Comment by tempest_

19 hours ago

The use of LLMs has caused Rust usage to explode.

If youre not writing the code yourself and vibing away which I think most people generally are despite the disdain around here then why would you not choose the "more performant language" (I know that isnt necessarily reality but it is a common perception).

Go's managed runtime is less valuable when the LLM is perfectly happy to slap a bunch of stuff together for you to and approximate it and doesn't complain at all when writing async rust despite some of the rough edges.

Correction: The use of LLMs has caused every major language usage to explode.

And as mentioned in other comments, Rust slow compilation can be detrimental to LLMs + fast iteration speed. And it's not just speed, Tauri takes 20GB of disk space to compile. It's bonkers. This is npm/js ecosystem all over again but slower.

Another reason to pick Go if you're leaning on LLMs is the standard library. Often you can do more work with fewer dependencies.

I'd rather leverage world class engineers paid by Google to maintain dependencies for me than try my luck with half a dozen of 0.x crates. Plus stdlib APIs can (and are) versioned just like third party dependencies.
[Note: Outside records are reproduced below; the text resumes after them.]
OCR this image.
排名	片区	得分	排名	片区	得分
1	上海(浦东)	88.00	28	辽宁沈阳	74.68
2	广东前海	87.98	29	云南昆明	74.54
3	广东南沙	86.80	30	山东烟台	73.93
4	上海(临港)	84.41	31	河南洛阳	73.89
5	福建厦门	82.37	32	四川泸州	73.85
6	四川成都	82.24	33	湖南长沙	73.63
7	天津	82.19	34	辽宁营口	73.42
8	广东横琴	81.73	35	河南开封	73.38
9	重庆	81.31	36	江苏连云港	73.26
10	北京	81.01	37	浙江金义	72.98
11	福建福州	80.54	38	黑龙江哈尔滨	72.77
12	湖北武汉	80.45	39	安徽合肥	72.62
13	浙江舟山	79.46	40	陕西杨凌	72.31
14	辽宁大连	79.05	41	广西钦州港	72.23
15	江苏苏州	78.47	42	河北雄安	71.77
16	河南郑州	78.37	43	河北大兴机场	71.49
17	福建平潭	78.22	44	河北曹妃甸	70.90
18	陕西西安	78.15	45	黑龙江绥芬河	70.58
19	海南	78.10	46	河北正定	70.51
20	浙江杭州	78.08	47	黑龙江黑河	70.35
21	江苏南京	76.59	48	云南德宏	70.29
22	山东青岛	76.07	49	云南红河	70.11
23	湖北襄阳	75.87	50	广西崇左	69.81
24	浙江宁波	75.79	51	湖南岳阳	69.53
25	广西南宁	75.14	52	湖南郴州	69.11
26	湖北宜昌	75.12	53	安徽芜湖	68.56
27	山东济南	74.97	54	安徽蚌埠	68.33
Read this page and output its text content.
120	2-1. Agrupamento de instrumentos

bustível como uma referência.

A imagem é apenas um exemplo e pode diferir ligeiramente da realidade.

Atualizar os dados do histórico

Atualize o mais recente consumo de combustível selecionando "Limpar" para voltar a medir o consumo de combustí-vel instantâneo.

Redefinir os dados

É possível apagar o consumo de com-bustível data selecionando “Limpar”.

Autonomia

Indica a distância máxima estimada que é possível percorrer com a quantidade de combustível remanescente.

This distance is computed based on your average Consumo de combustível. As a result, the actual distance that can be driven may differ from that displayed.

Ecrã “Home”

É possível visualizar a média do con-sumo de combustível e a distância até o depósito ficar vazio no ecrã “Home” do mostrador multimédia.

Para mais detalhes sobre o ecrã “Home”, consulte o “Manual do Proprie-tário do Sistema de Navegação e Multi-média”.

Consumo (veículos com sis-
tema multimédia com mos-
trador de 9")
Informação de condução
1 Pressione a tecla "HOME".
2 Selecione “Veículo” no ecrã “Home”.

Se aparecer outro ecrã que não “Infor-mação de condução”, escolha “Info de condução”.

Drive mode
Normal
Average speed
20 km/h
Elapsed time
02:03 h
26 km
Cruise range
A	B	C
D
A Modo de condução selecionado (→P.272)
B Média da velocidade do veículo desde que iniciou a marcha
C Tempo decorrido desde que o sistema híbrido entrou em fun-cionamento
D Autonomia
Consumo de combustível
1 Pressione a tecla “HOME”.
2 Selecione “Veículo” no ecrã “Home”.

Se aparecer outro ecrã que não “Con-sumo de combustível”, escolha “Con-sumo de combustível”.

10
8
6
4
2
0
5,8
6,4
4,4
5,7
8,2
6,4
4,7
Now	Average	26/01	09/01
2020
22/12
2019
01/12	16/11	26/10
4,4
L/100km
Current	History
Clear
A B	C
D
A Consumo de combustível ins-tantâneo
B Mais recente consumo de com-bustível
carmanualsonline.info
  • Fully agree with this. We use Rust in an enterprise setting for building web app backends and the experience is painful. A lot of crates just seem like someones side project. Too many ways to do things leads to bike shedding in PRs. Compile times are atrocious and can take like 30 mins to build.

    Honestly using Go would have got us to the same point much quicker, with code that is much easier to review.

I like vibe coding but I am sceptical that a vibe coded runtime in Rust would be as awesome as the Go runtime which is written with deep expertise of Unix software and threading and many low level details that are subtle and do depend on global properties of the code to work flawlessly. It makes sense you can crank out Rust with an LLM if you know what you are doing, but if you want a GC type thing or preemptive scheduling across an N by M threading model, then you are competing against some very good code.

  • > the Go runtime which is written with deep expertise of Unix software

    Go has no mmap(), import a 3rd party dependency for that and you'll get a segfault the very second you do a mistake.

    Python has an mmap module which will catch many memory errors and present them as exception rather than causing a CVE.

    • I don't agree with the parent comment, but mmap is exposed (low-level) in the standard library and there's a high-level wrapper in x/exp. You need to be careful with mmap no matter where you're using it.

      What Go mmap CVE were you thinking of?

      3 replies →

I agree that agents make Rust a lot more tenable for less "kernel-and-browser"-demanding tasks than it was 4 years ago, but I do not agree that they eliminate the "managed vs. unmanaged runtime" question, and to the extent they influence any of this decisionmaking at all, you have to accept the notion of not reading the code. If you're reading it, it matters that Rust makes you do bookkeeping that managed runtimes avoid.

By that reasoning, we should all be vibing away C code. It's the most performant and efficient language out there, there's a ton of code out there the LLMs were trained on, and the complex logic of memory management is abstracted away by the LLM so you don't need to think about it.

Most people are not doing that though. There's probably a good reason, and it applies to other languages too.

  • There is a good chance that your vibe coded C program segfaults immediately upon running and contains lots of subtle logic errors, all of which requires many iterations (finding issues at runtime) before you program runs as expected.

    With Rust, you'll likely get many compilation errors, but if your syntax is correct, compilation errors will be few, and your code will almost certainly just work.

    • I wouldn't build anything in C that I didn't absolutely have to, but, no, there is not in fact a good chance that your vibe-coded C program segfaults immediately.

  • In order to use C you need to actually understand it, also toolchain is more complex etc. Which makes it a no go for 99%.

    Rust is so safe that anyone can vibe it without any idea what is going on there. Which is basically what is happening here.

    And why rust is more used than go for vibecoding? Mostly because of hype and performance gains which 99.9% of projects do not need.

    • > performance gains which 99.9% of projects do not need.

      most software isn't "needed"

> The use of LLMs has caused Rust usage to explode.

Rust had a "vibey" community long before vibecoding. In particular, it's long been fairly non-serious about yolo importing a bunch of crates to solve things (since the standard lib is small) which is kinda the same problem as having all those things just vibecoded. Either way, most projects weren't reading all of that other code!